Glorie Solutions

Services

Three areas where we do our best work. We'll tell you if your project isn't one of them.

IT consulting

Cut through vendor noise, untangle a cloud bill, or get a second opinion on an architecture decision from people who have made those calls in production.

Where this helps

  • You’re picking infrastructure or vendors and want an outside read on the tradeoffs before you sign a multi-year contract.
  • Your cloud bill has drifted and nobody on the team has the bandwidth to trace it back to specific decisions.
  • You’re about to rebuild something and want someone to pressure-test the plan before you commit engineering months to it.

How an engagement looks

Short, bounded, and written down. Most IT consulting projects are two-to-four weeks and produce a specific decision or plan — not a deck for its own sake.

App development

Ship a working v1 of an internal tool, customer-facing app, or integration — built by people who will still be around to answer questions about it.

Where this helps

  • You have a process that’s outgrown spreadsheets and need a real app to run it, but a six-figure agency engagement is overkill.
  • You need to integrate two systems (CRM, billing, ops tooling) and nobody internally owns it.
  • You want a prototype of an idea to put in front of users before committing to a bigger build.

How we build

Modern, boring stacks. TypeScript, Postgres, a hosting target that won’t surprise you at renewal time.

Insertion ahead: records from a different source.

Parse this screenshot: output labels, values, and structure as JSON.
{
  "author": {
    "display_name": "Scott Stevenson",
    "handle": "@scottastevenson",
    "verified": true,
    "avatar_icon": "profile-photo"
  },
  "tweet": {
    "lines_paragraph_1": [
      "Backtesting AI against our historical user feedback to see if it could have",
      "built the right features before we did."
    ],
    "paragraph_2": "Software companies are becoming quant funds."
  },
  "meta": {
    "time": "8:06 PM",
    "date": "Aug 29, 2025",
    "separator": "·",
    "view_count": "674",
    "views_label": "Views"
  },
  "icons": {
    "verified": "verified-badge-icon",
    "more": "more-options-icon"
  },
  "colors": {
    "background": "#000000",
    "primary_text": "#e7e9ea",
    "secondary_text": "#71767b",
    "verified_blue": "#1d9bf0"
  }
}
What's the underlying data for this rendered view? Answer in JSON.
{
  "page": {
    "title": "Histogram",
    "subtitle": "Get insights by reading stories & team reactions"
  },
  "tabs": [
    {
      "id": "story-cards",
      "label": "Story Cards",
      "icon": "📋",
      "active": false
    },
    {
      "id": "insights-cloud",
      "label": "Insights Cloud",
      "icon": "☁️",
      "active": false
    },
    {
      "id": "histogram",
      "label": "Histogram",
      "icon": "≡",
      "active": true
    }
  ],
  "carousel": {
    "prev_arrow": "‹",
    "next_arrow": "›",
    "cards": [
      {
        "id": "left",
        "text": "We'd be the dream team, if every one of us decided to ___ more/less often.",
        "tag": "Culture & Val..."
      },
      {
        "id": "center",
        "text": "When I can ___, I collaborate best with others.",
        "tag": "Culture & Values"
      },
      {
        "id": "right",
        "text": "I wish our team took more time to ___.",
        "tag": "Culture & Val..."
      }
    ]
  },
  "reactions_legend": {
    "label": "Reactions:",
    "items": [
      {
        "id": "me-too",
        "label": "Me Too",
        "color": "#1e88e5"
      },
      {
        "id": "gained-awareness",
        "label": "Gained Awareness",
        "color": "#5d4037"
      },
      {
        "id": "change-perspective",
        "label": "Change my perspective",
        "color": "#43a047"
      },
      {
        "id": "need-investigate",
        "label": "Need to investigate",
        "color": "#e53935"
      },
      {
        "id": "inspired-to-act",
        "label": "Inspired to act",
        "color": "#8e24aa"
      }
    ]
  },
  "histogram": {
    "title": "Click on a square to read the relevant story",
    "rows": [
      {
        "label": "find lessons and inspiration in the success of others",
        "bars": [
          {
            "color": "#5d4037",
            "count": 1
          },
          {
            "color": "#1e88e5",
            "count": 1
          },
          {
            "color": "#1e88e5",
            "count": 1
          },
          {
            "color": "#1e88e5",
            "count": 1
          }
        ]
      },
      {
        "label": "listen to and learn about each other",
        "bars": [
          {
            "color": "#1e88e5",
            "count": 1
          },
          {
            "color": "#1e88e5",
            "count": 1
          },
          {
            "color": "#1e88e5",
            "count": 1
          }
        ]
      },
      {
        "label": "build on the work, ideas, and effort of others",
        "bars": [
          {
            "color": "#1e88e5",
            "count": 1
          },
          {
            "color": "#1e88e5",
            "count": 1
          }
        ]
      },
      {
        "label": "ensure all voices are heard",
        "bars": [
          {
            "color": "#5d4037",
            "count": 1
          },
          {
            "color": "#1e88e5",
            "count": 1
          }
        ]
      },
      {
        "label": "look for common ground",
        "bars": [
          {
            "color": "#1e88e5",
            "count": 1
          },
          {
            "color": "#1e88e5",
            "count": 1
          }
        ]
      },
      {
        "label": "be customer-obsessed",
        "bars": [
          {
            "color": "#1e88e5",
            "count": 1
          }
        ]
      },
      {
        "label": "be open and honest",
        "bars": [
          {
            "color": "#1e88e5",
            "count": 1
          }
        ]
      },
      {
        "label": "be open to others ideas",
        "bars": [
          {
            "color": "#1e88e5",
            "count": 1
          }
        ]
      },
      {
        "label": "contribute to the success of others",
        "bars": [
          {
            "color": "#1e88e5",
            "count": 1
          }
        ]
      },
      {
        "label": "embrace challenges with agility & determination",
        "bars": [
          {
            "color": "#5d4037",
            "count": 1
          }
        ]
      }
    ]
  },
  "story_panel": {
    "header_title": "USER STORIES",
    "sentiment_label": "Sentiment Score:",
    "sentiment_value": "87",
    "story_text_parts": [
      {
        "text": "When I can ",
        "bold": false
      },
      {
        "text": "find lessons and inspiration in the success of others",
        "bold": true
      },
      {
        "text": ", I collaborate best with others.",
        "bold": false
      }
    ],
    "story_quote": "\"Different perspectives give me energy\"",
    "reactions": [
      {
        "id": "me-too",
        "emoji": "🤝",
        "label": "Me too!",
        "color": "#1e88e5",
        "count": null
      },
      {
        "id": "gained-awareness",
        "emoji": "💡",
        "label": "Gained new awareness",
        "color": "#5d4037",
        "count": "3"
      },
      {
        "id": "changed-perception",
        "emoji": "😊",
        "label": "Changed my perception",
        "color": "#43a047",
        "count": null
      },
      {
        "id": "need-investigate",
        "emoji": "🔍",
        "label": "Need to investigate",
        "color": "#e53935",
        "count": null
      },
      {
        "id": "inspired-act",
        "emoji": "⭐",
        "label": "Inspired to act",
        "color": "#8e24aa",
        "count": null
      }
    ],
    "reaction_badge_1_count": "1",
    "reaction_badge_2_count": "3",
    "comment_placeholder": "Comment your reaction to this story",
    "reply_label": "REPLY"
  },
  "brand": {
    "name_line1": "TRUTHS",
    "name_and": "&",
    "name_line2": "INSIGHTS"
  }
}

We hand over full ownership — code, infra, and a runbook — so you’re never locked in.

Business advisory

Sounding-board sessions, pricing and packaging work, go-to-market reviews, and the unglamorous operational strategy work that tends to slip.

Where this helps

  • You’re the founder or owner and you need a thinking partner — not a board member, not a coach, just someone who will read your docs and push back with substance.
  • You’re pricing something new and want a structured review before it goes live.
  • You’re between GMs or COOs and need someone to hold the operating rhythm for a quarter.

How an engagement looks

Usually a weekly or bi-weekly cadence, a shared doc, and a clear exit criteria from the start. If we can’t point at what “done” looks like, we won’t take the engagement.